Travel diary: nine days in Prague
We had modest plans for Prague: hole up in a hotel for the length of our stay, do a couple of Context tours, and spend our last evening with some Kiwi friends. We were going to be wonderfully productive and not very social… we failed on both counts.
We weren’t in Prague to be tourists, rather to fill up the nine spare days between finishing a housesit in Berlin and starting another in the UK. However, at the last minute our friend Charles (who Craig travelled with in the Baltics) invited us to stay with him, and of course we said yes. We also said yes to all his suggestions: meals out, an outdoor movie, a cooking class and a street food festival among many more. It was a delicious time: I especially enjoyed the eggs Benedict at La Gare and the Australian meat pies from a street stand.
We didn’t just hang out with Charles, though. We had a Czech lunch with our Finnish friends Jakko and Rachel, and a Mexican one with Moroni and Mirka. James from Nomadic Notes was in town so we had coffee with him — Craig did a three-coffee tasting, which was fun. Janine and Clothilde arrived on Monday and they joined Charles’s multi-day gastronomic tour of Prague: on the first night we ate at Nejen in Karlin and on the second joined several of Charles’s friends for more Mexican and the worst customer service we’ve seen in the Czech Republic.
Our Context tours were both conducted by the same guide, Marek, who was friendly and informative and took us out for a beer after the Art Nouveau and Modernism tour (so many pretty buildings!). The weather wasn’t nice to us on either day, though: it was scorching for the first one and raining for the second, but we learned a lot about the city and had a good time.
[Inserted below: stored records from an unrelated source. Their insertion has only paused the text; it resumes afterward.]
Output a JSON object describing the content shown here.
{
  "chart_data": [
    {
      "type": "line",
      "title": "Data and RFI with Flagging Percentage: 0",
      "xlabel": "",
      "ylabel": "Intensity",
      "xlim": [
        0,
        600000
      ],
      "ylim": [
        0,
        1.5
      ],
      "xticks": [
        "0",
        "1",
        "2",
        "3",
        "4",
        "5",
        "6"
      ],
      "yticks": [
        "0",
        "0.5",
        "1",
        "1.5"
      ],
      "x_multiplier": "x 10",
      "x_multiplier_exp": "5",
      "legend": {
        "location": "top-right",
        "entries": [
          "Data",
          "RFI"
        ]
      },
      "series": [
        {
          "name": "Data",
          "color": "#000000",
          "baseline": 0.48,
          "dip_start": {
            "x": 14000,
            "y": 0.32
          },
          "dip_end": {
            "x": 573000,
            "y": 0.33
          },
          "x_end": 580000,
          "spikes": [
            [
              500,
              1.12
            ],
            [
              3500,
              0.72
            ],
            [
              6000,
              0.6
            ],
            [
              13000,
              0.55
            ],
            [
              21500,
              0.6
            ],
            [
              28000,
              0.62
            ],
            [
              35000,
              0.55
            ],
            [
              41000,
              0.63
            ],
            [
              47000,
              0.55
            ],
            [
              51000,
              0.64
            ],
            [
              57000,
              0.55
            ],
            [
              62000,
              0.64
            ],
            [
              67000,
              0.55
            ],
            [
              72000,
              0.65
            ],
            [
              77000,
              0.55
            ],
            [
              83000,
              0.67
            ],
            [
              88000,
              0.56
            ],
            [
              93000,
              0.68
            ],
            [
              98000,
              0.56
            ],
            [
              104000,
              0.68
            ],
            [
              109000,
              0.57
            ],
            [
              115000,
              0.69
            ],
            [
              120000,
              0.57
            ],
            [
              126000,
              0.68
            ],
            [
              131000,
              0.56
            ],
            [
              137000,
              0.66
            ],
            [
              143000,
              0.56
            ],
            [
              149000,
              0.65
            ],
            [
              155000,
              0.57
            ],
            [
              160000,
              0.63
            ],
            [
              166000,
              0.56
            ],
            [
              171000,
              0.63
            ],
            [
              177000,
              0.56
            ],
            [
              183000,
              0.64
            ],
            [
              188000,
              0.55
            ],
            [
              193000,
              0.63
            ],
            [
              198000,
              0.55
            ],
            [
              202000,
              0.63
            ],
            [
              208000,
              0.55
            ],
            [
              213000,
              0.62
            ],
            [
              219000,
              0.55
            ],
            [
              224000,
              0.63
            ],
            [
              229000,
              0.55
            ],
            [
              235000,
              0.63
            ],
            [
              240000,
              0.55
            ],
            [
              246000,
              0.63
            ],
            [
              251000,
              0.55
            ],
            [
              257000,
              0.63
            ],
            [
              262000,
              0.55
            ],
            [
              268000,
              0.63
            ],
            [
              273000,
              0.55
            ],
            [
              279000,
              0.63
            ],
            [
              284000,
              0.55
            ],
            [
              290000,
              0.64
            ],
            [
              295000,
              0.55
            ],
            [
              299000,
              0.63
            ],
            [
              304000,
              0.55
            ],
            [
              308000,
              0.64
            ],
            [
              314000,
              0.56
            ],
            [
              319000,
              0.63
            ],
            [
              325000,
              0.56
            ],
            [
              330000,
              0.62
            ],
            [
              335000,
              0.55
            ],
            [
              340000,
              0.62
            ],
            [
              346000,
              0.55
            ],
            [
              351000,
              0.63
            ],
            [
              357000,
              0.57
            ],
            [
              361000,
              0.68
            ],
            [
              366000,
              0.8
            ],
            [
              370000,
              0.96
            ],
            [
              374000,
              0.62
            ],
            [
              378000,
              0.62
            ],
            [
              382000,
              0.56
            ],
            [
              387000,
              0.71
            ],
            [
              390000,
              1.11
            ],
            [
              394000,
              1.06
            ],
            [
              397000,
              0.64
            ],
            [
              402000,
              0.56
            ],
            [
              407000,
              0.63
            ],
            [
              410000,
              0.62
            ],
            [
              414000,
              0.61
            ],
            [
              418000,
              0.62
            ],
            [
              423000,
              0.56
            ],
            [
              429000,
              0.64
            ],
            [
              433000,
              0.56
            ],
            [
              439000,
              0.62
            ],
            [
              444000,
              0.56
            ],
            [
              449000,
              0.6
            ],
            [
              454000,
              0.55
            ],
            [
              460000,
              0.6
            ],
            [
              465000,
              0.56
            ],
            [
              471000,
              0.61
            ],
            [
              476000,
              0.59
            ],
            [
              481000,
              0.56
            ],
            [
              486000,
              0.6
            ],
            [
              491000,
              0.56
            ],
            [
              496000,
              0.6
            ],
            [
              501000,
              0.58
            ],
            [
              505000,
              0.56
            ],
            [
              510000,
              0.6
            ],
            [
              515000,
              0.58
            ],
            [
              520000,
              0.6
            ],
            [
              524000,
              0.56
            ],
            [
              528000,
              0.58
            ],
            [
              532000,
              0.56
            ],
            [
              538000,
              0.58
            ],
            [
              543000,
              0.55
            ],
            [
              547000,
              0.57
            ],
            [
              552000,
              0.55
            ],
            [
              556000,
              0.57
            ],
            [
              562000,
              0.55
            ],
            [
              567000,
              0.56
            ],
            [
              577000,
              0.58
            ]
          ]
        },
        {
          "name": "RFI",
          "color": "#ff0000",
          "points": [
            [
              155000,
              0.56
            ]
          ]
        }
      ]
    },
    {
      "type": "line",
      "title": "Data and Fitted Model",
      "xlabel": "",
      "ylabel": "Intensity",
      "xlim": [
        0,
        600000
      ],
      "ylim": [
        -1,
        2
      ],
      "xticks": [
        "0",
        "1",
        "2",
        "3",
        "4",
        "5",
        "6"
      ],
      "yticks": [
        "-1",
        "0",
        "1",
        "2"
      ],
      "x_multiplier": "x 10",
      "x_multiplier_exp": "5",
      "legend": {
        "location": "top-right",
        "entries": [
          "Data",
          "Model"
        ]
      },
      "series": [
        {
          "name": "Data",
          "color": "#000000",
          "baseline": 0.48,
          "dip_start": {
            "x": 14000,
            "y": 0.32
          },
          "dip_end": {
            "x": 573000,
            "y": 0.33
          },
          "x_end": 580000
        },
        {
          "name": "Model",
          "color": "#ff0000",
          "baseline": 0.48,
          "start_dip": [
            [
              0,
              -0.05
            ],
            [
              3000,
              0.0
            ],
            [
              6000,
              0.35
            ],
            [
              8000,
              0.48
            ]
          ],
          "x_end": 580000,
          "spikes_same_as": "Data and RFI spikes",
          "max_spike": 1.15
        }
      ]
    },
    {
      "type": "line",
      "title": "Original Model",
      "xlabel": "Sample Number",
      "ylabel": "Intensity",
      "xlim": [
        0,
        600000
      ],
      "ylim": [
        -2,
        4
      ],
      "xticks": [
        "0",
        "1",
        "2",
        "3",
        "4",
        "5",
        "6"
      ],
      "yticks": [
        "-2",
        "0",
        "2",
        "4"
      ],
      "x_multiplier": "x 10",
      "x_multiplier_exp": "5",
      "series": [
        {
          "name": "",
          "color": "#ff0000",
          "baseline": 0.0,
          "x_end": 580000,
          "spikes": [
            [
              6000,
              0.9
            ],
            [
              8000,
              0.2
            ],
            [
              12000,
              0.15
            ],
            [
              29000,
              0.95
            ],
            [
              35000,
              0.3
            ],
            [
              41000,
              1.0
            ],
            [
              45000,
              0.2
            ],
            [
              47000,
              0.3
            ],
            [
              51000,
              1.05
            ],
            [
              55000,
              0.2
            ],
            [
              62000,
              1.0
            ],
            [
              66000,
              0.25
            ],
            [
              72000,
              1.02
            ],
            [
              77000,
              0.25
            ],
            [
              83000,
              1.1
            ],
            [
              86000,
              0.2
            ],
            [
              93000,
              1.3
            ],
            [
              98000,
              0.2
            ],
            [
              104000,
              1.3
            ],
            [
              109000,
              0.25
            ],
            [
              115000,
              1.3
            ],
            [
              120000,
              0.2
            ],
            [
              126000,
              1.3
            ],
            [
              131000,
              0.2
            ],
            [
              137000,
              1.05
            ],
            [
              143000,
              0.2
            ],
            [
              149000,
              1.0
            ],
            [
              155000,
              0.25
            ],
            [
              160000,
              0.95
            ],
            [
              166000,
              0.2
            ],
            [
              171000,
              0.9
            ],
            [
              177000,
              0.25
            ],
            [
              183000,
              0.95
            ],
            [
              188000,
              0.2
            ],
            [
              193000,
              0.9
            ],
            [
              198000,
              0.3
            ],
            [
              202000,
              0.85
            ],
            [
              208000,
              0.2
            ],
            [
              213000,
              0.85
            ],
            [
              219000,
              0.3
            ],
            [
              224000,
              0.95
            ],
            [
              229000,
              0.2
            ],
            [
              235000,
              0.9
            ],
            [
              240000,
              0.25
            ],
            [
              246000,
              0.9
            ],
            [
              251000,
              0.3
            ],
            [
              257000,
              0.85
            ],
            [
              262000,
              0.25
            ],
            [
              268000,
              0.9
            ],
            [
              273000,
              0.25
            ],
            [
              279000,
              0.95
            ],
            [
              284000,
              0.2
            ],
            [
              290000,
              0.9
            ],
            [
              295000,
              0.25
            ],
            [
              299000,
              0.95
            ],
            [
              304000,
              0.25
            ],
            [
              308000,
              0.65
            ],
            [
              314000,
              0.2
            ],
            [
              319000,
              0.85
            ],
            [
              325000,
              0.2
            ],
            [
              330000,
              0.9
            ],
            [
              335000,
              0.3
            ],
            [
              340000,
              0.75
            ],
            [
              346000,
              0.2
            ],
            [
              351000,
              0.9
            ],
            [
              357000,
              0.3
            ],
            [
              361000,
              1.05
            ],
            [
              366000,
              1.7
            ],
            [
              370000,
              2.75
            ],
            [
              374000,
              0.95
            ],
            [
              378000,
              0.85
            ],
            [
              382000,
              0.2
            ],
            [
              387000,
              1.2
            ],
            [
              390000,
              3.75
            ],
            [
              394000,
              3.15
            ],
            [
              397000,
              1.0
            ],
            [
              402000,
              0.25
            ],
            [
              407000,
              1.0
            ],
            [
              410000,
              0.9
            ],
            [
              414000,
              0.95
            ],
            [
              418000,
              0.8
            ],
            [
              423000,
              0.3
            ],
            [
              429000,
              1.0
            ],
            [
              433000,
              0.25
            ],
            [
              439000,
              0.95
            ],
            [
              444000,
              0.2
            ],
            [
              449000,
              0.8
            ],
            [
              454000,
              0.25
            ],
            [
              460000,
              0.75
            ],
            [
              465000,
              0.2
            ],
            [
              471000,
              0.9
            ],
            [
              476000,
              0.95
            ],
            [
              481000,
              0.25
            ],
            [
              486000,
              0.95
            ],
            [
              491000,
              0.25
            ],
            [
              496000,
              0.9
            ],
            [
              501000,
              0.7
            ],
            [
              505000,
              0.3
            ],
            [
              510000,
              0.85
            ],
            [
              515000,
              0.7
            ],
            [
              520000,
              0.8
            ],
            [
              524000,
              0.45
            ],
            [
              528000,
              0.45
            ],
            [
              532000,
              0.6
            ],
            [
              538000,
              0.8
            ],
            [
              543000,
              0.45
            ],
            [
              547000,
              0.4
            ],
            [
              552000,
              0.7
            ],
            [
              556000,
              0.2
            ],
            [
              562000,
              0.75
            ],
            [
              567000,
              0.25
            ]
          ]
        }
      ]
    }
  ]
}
The rain had stopped by midday Wednesday, when our friends Graham and Jon arrived. It was our last day in Prague and their first, and we filled it with a visit to Mucha’s Slav Epic exhibition, a wander around Stromovka Park, and a bit too much beer. Pivovarsky Klub has a menu of over 200 beers, and instead of just ordering one each, we did a kind of impromptu tasting: we chose a style (light, hoppy, dark), asked the waiter to bring us three beers of that type, and then we all had a taste.
Unfortunately we couldn’t stay forever, the next housesit was calling. We reluctantly got up at 6am to head to the airport for our flight to London Stansted, and miraculously everything went well. The Czech border guard was a little confused when he couldn’t find my Schengen zone entrance stamp, but he eventually waved me through, and the border control queue at Stansted was amazingly short and free flowing. I wasn’t too sure how to reply when the border guard told me that she loved New Zealand and would probably overstay if she went to visit!
We won’t be overstaying here in the UK, but it looks like we’re going to have a good time. Our temporary pets Dude the Labrador and Audy the cat have welcomed us enthusiastically, and the weather is better than we could have imagined. Hopefully now we’ll be able to get some work done!
Great to cross paths again and good luck with your new housesit!
It was fantastic to meet up with you again, hopefully next time won’t be such a wait!
This always bothers me with Schengen etc these days – so often nobody stamps my passport on entry so will they ever really know? Not that I’m travelling long enough for it to be a problem, but if I was, maybe it would be!!! Also: I just really miss getting proper passport stamps everywhere.
I love stamps too, wish I had more! In this case, there was an entrance stamp, but it was in 2014, when I was returning from Morocco. I hadn’t left the Schengen zone in all that time, crazy! I showed the guy my Spanish ID card and that seemed to help.